Das bislang schärfste Bild der Milchstraße

Der Nordhimmel im Licht des Wasserstoffs – Astronomen haben Nordhimmel hochpräzise kartiert

Wissenschaftler der Universität Bonn und des Max-Planck-Instituts für Radioastronomie (MPIfR)  haben mit bislang unerreichter Genauigkeit den Nordhimmel durchmustert. Mit dem Radioteleskop Effelsberg in der Eifel zeichneten sie die Spektrallinie des atomaren Wasserstoffs auf, der die räumliche Verteilung der Materie in der Milchstraße widerspiegelt. Der „Effelsberg-Bonn HI Survey“ (EBHIS) bildet die Grundlage für zahlreiche Folgeprojekte, bei denen es zum Beispiel um die Geburt von Sternen geht. Die Ergebnisse des von der Deutschen Forschungsgemeinschaft (DFG) finanzierten Projektes sind nun in der Januar-Ausgabe des Fachjournals „Astronomy & Astrophysics“ veröffentlicht.

Radioastronomen legen Effelsberg-Bonn HI-Survey vor

Jürgen Kerp (Argelander-Institut für Astronomie) und Benjamin Winkel (Max Planck-Institut für Radioastronomie)  haben mit der Antenne in Effelsberg den kompletten Nordhimmel im Licht der 21-Zentimeter-Spektrallinie des neutralen Wasserstoffs (HI) vermessen. Das von den beiden geleitete Projekt startete bereits im Jahr 2008 und hat jetzt mit der Bereitstellung des ersten Datensatzes des „Effelsberg-Bonn HI-Survey“ (EBHIS) einen vorläufigen Höhepunkt erreicht. Zusätzlich zu den jetzt veröffentlichten Daten für die Milchstraße beinhaltet EBHIS auch einzigartige Informationen über den Wasserstoff in anderen Galaxien bis zu einer Entfernung von etwa 750 Millionen Lichtjahren.
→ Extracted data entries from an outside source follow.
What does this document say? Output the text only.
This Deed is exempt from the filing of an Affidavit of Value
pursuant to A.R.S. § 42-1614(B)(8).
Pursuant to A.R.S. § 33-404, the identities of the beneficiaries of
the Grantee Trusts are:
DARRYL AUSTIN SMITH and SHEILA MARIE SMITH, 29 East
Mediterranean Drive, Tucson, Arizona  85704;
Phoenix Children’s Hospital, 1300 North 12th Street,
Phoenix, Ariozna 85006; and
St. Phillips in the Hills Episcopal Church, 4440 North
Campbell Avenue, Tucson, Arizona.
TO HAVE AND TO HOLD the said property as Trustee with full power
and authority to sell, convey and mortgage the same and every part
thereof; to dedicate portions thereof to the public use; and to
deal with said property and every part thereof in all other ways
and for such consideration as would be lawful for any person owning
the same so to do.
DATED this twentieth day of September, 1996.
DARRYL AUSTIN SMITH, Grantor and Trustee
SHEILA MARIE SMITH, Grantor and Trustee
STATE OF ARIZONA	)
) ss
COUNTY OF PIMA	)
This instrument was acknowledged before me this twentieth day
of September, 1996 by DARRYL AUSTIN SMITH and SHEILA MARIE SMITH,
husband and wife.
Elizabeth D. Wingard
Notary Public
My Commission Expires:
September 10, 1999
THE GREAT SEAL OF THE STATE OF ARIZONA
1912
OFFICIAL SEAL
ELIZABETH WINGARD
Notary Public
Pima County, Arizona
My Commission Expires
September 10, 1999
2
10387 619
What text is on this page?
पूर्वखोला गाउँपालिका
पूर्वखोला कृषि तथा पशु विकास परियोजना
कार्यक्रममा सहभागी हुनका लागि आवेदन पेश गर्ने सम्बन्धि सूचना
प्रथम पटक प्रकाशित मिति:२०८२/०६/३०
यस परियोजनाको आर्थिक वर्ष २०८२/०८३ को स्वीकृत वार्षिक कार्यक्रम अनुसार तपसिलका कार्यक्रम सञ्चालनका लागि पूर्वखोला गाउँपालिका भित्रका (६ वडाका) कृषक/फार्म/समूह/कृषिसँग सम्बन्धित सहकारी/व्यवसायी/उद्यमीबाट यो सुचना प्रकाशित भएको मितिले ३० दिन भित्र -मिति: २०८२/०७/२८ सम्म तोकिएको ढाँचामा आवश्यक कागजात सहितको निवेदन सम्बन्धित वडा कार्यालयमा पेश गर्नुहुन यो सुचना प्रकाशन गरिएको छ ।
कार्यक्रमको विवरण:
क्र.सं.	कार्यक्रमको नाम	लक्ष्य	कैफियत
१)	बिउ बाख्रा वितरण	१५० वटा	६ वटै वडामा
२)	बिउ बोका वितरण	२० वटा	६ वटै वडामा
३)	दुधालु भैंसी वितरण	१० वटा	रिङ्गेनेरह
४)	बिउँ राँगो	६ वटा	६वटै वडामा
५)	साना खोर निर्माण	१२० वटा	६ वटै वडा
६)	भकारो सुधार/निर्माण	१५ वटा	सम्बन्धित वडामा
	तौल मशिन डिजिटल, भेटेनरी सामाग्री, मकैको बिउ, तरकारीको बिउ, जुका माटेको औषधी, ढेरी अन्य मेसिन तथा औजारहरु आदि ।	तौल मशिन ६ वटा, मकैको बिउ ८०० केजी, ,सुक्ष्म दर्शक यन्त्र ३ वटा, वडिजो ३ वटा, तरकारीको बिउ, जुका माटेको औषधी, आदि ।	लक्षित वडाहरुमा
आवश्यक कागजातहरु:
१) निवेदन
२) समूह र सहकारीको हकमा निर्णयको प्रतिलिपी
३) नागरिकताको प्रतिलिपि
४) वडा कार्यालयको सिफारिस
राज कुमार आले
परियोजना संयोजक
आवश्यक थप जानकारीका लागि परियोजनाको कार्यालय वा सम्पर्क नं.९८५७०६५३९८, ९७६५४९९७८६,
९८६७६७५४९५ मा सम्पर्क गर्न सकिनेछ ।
Wasserstoff ist das mit Abstand häufigste und einfachste chemische Element im Kosmos, besteht es doch nur aus einem Proton und einem Elektron. Man könnte sich unser All beinahe als reines Wasserstoffuniversum vorstellen, mit einer nur geringfügigen „Verschmutzung“ durch schwerere Elemente, darunter auch Kohlenstoff als wesentlichem Baustein allen Lebens auf unserer Erde.

Schwächste Signale von weit entfernten Galaxien

Die 21-Zentimeter-Linie ist eine sehr schwache, aber dennoch charakteristische Emissionslinie des neutralen atomaren Wasserstoffs (HI). Damit lassen sich mit dem 100-Meter-Radioteleskop Effelsberg nicht nur schwächste Signale von weit entfernten Galaxien aufspüren, sondern auch die Bewegung dieser Galaxien relativ zur Erde genau bestimmen.

Um das von der Deutschen Forschungsgemeinschaft (DFG) über einen Zeitraum von sechs Jahren geförderte EBHIS-Projekt in Effelsberg umzusetzen, wurde ein spezieller neuer Empfänger benötigt. Mit sieben Empfangselementen, die jeweils unabhängig voneinander den Himmel vermessen, war es möglich, die erforderliche Beobachtungszeit um beinahe eine Größenordnung zu reduzieren – von mehreren Jahrzehnten auf nur noch fünf Jahre.

Im Rahmen von EBHIS wurden außerdem spezielle Spektrometer entwickelt: Diese Field Programmable Gate Arrays (FPGAs) ermöglichten Datenverarbeitung in Echtzeit sowie die Speicherung von etwa 100 Millionen individuellen HI-Spektren in der benötigten hohen Qualität. Hochleistungsrechner setzten die HI-Spektren zu einer einzigartigen Karte des gesamten Nordhimmels zusammen. Sie zeigt einen unübertroffenen Detailreichtum bei der Darstellung des galaktischen Gases.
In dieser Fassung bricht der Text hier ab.